An important international study found no clear evidence that low levels of serotonin are responsible for depression.

Researchers are now questioning New Zealand’s reliance on serotonin-targeting antidepressants, as drug prescriptions have increased dramatically in recent decades, while other forms of mental health services have increasingly become rarer.

For many physicians, antidepressants are the primary tool for treating depressive disorders, with most forms of medication targeting serotonin, often dubbed the “happiness” neurotransmitter.

READ MORE: 40% of New Zealand children showing signs of depression during lockdown – study

But new research, spanning multiple studies involving tens of thousands of people, has so far found no evidence linking depression and low serotonin.

Clinical psychologist Dougal Sutherland says the results aren’t completely shocking.

“In a way it was a surprise like ‘man, there’s no evidence at all’, and in another way it kind of confirmed what we already knew.

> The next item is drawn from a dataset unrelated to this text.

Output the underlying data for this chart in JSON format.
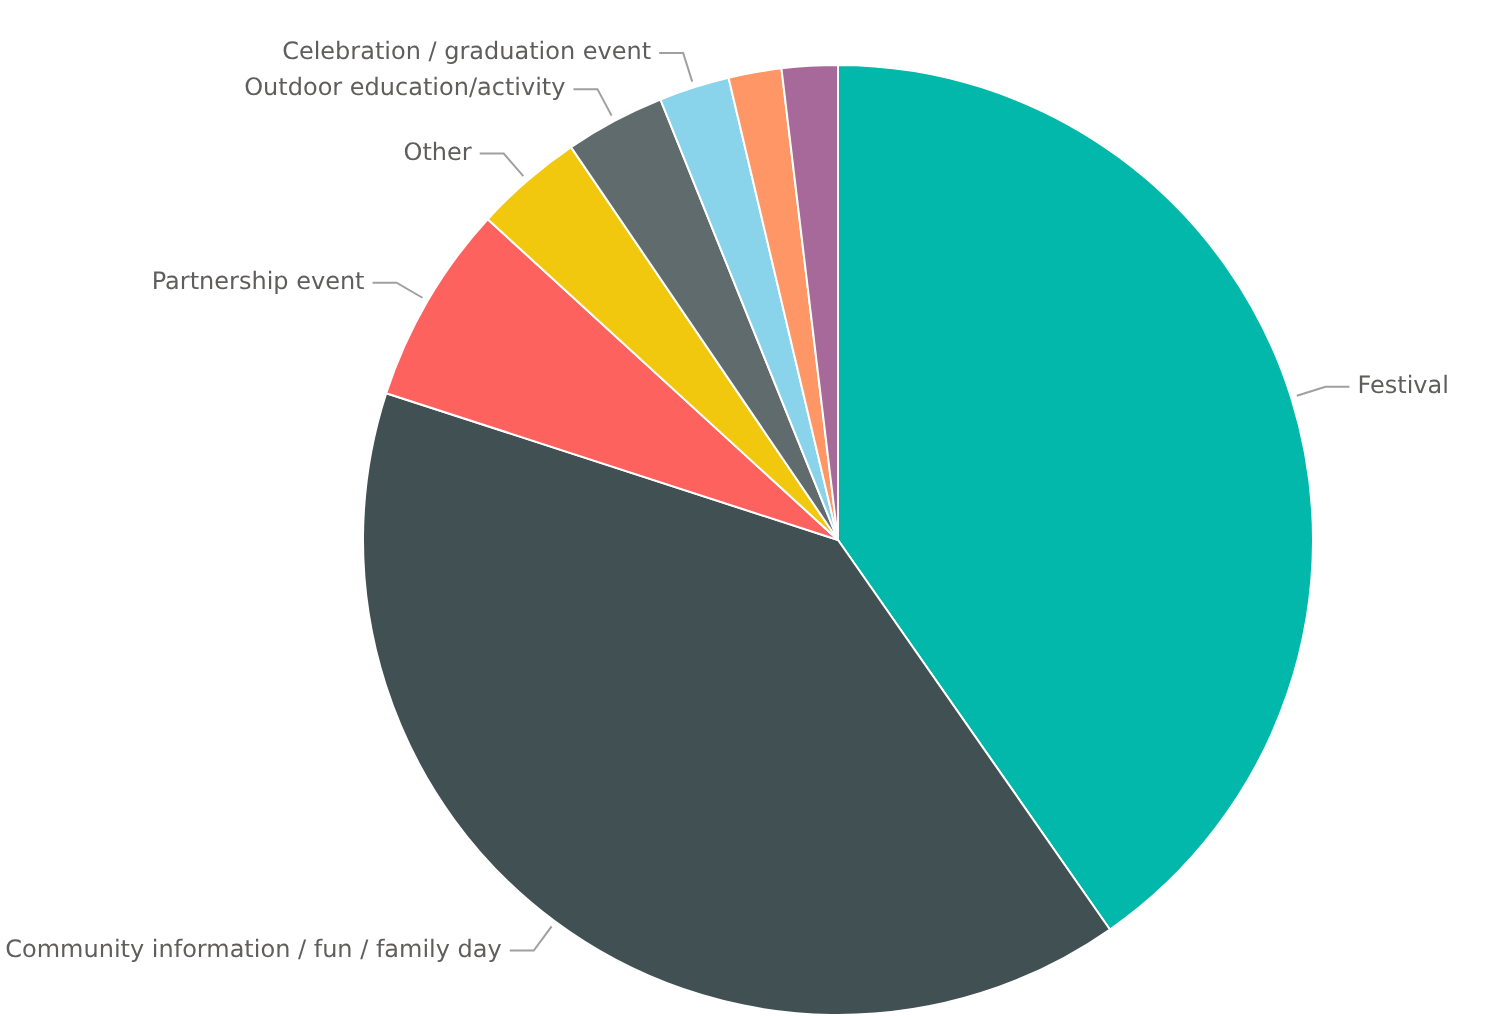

“People with depression, a lot has happened in their lives and trying to simplify it to a chemical imbalance in the brain seems like an oversimplification.

“You’re taking antidepressants now and they work for you, I would say keep taking them…but the problem with that is that we know antidepressants only work for some.”

GP Dr Bruce Arroll says these drugs are not always effective and are often used as first line of treatment by doctors, rather than as a last resort.

“Antidepressants really only work on the severe end of the spectrum…about 12%-13% of New Zealanders take antidepressants, but only 2%-3% get a chemical benefit.

“Traditionally, antidepressants have been used a lot…I think for some prescribers it can be seen as an easy fix and it gets the patient out the door quickly.

“They shouldn’t get it on the first visit, basically you should give people exercise, contact friends and do something enjoyable.”

“If it doesn’t work after 2 or 3 weeks, you might want to talk about medication.”

The distribution of antidepressants in New Zealand is on the rise, data from the Ministry of Health shows that prescriptions have increased by 20% in 2020 compared to 2010.

Arroll says the new research doesn’t mean giving up on pills, but rather that the healthcare system should make available a range of alternative treatments such as talk therapy.

“It’s a longer-term question of where to redirect resources and how to actually help…and it may not be about putting more money into drugs.”